Patricia East is a developmental psychologist who began her career working at an OB-GYN clinic in California. Thursday mornings at the clinic were reserved for pregnant teens, and when East arrived the waiting room would be packed with them, chair after chair of pregnant adolescents.
It was in this waiting room, East explains, that she discovered her life's work — an accidental discovery that emerged from the small talk that staff at the clinic had with their young clients as they walked them back for checkups.
"The nurses and the doctors there would bring a teen back for her prenatal visit and they would say, 'Hey! Aren't you Maria's younger sister?' And the young woman would say, 'Yeah, I am!' And they would say to another patient, 'You know, haven't I seen you before?' And she would say, 'Yes, I was here for my older sister when she was pregnant.' "
Over and over East heard variations of this conversation, until it came to the point that when she saw a younger sibling sitting next to her sister in the waiting room an involuntary thought flashed across her mind.
"It's almost as if you're watching the younger sister get pregnant," she says.
And so East decided to do a study.
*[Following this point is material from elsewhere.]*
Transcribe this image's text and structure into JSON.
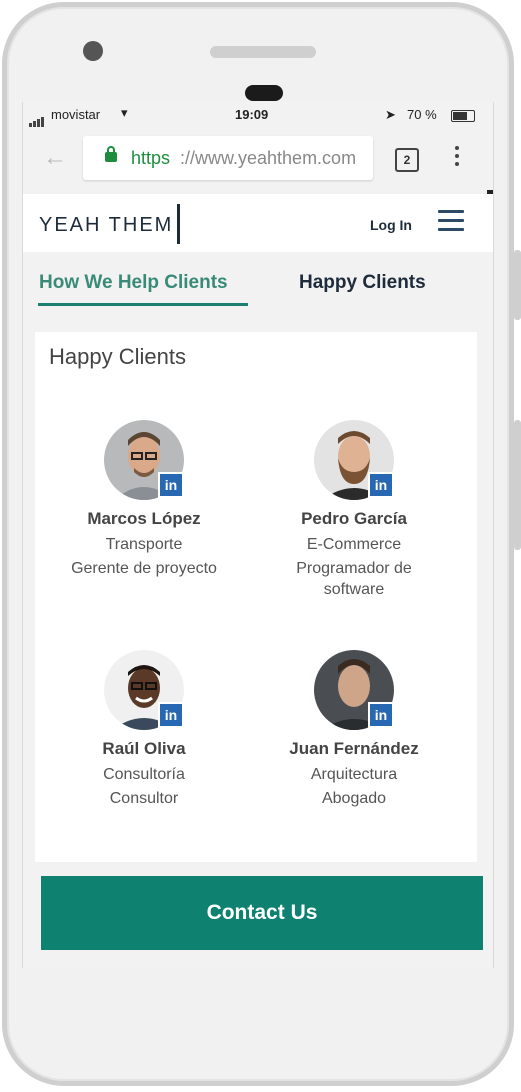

She wanted to figure out if having an older sister who got pregnant as a teen really did affect the likelihood that the younger sibling would find herself in the same position. She identified a large number of sister pairs — all pairs came from roughly the same socioeconomic and life circumstances. And by comparing them, she found that a pregnancy in an older sister did often seem to change the trajectory of the younger sibling.
"The younger sisters are five times more likely to get pregnant as other young women who have an older sister who hasn't been pregnant."
In the aftermath of the bombings in Boston many of us have been thinking a lot about siblings — particularly how older siblings can shape the lives of younger siblings. But until pretty recently, the role siblings play in determining the trajectory of each other's lives hasn't been a particularly hot topic in psychological research. Psychologists, very understandably, have focused on the influences they see as more important — such as parents and peers and genetics.
But in the past decade that's been changing a bit. Psychologists interested in how siblings affect one another are taking a new look at all kinds of behavior, particularly anti-social behavior.
Richard Rende, a professor of psychiatry at Brown University, is one of the people doing this work, and he says that some of the new findings really challenge the idea that parents are the most important influence on children.
Consider, for example, the research that looks at how much a parent who smokes influences his child to smoke, versus the degree to which an older sibling who smokes influences a younger sibling.
"Both can have an effect, but in a lot of studies they've found that the effect 'older sibling smoking' has is greater than the effect that 'parental smoking' has," Rende says.
It's the opposite of what many people assumed, he says. Older siblings are more influential.
Rende says you can see this influence of big brothers and sisters in all kinds of families — rich, middle class and poor. But their power is really magnified in the particular subset of families he studies: families that are psychologically and economically unstable. In those families the power of the older sibling is much greater because parents aren't around as much, and the siblings tend to spend a lot of time together.
As part of his research, Rende gives sibling pairs electronic devices like cellphones that, every half hour, prompt both siblings to report what they're doing. Through such reports you can actually see each one ghosting the other's behavior, he says.
"When one sibling is smoking — in real time [we see] they're having a cigarette, and the other sibling is very likely to report smoking at the same time."
In fact, when one sibling is a smoker, the other is 25 percent more likely to smoke. With drinking the risk is even higher; a person is 36 percent more likely to drink if a sibling does.
Rende, by the way, believes that the reverse is also true. Good behavior in older siblings can be as contagious as bad. It just seems that — particularly when families are struggling — the fate of the kids is more tethered to their siblings than we originally thought. For good and, apparently, for bad.